The arbitration shall be conducted pursuant to the rules of JAMS. The award of such arbitrator shall be final and binding on the parties, and may be enforced by any court of competent jurisdiction. In the event of arbitration to resolve a Dispute, the prevailing party shall be entitled to recover its attorney’s fees and other out-of-pocket costs incurred in connection therewith from any non-prevailing party involved therein. Notwithstanding the immediately preceding sentence, if either party pursues arbitration before first attempting mediation as required in this Section 11, such party shall not be entitled to attorneys fees even if it is the prevailing party.

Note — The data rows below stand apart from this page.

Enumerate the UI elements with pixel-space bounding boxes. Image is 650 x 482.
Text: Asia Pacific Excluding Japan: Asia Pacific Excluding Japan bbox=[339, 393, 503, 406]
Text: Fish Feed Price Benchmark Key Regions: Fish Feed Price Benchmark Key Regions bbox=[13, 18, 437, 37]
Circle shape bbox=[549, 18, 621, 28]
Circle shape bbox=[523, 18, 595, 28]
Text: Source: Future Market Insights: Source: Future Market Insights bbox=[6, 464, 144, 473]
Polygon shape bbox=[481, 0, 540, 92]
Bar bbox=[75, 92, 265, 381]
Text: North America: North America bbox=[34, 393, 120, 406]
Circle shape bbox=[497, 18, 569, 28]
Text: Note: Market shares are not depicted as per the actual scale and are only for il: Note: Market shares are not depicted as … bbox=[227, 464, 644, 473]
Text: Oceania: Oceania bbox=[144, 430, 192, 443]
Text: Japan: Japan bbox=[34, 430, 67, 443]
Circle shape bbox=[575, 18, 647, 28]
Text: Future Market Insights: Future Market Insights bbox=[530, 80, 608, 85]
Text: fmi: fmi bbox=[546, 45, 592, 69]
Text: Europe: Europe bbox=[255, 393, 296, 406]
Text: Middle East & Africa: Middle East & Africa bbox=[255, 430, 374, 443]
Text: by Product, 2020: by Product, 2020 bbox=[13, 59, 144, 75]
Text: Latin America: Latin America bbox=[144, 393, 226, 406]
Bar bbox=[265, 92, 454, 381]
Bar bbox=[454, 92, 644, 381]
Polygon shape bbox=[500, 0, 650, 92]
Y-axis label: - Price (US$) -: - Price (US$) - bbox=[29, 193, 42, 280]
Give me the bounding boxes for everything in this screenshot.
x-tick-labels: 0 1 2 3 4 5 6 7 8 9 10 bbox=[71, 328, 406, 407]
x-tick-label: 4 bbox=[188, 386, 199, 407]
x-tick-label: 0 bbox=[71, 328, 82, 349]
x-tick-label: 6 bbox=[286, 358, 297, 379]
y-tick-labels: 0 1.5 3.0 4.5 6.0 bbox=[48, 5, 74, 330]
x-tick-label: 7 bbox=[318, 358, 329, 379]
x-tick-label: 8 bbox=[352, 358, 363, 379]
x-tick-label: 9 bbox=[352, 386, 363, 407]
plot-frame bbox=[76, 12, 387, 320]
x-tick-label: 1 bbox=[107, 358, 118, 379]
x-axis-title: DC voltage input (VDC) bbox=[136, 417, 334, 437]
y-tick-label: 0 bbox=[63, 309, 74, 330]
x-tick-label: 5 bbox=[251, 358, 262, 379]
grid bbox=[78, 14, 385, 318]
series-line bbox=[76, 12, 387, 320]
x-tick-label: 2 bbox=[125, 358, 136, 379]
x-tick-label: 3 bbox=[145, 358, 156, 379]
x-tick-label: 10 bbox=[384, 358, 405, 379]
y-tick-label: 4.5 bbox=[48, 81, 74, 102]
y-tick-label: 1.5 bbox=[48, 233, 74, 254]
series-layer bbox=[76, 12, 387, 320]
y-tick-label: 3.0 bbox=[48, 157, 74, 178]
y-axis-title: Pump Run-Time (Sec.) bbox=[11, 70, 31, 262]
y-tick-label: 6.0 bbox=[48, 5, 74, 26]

12. Miscellaneous. This Agreement shall be governed by and construed in accordance with the laws of the State of California. No rights or obligations hereunder may be assigned by either party without the prior written consent of the other. This Agreement shall inure to the benefit of and be binding upon any successor of Company. If any provision of this Agreement shall be invalid and legally unenforceable, the same shall not affect in any respect whatsoever the validity and enforceability of the remainder of this Agreement. This Agreement cannot be amended, modified or supplemented in any respect except by an Agreement in writing signed by the party against whom enforcement of any amendment, modification or supplement is sought. This Agreement contains the entire understanding between and among the parties and supersedes any prior understandings and agreements among them respecting the subject matter of this Agreement. This Agreement may be executed in several counterparts and all so executed shall constitute one Agreement, binding on all the parties hereto even though all the parties are not signatories to the original or the same counterpart. Subject to the provisions of this Agreement, in the event an arbitration, suit or action is brought by any party under this Agreement to enforce any of its terms, or in any appeal therefrom, it is agreed that the prevailing party shall be entitled to reasonable attorneys’ fees to be fixed by the arbitrator, trial court, and/or appellate court.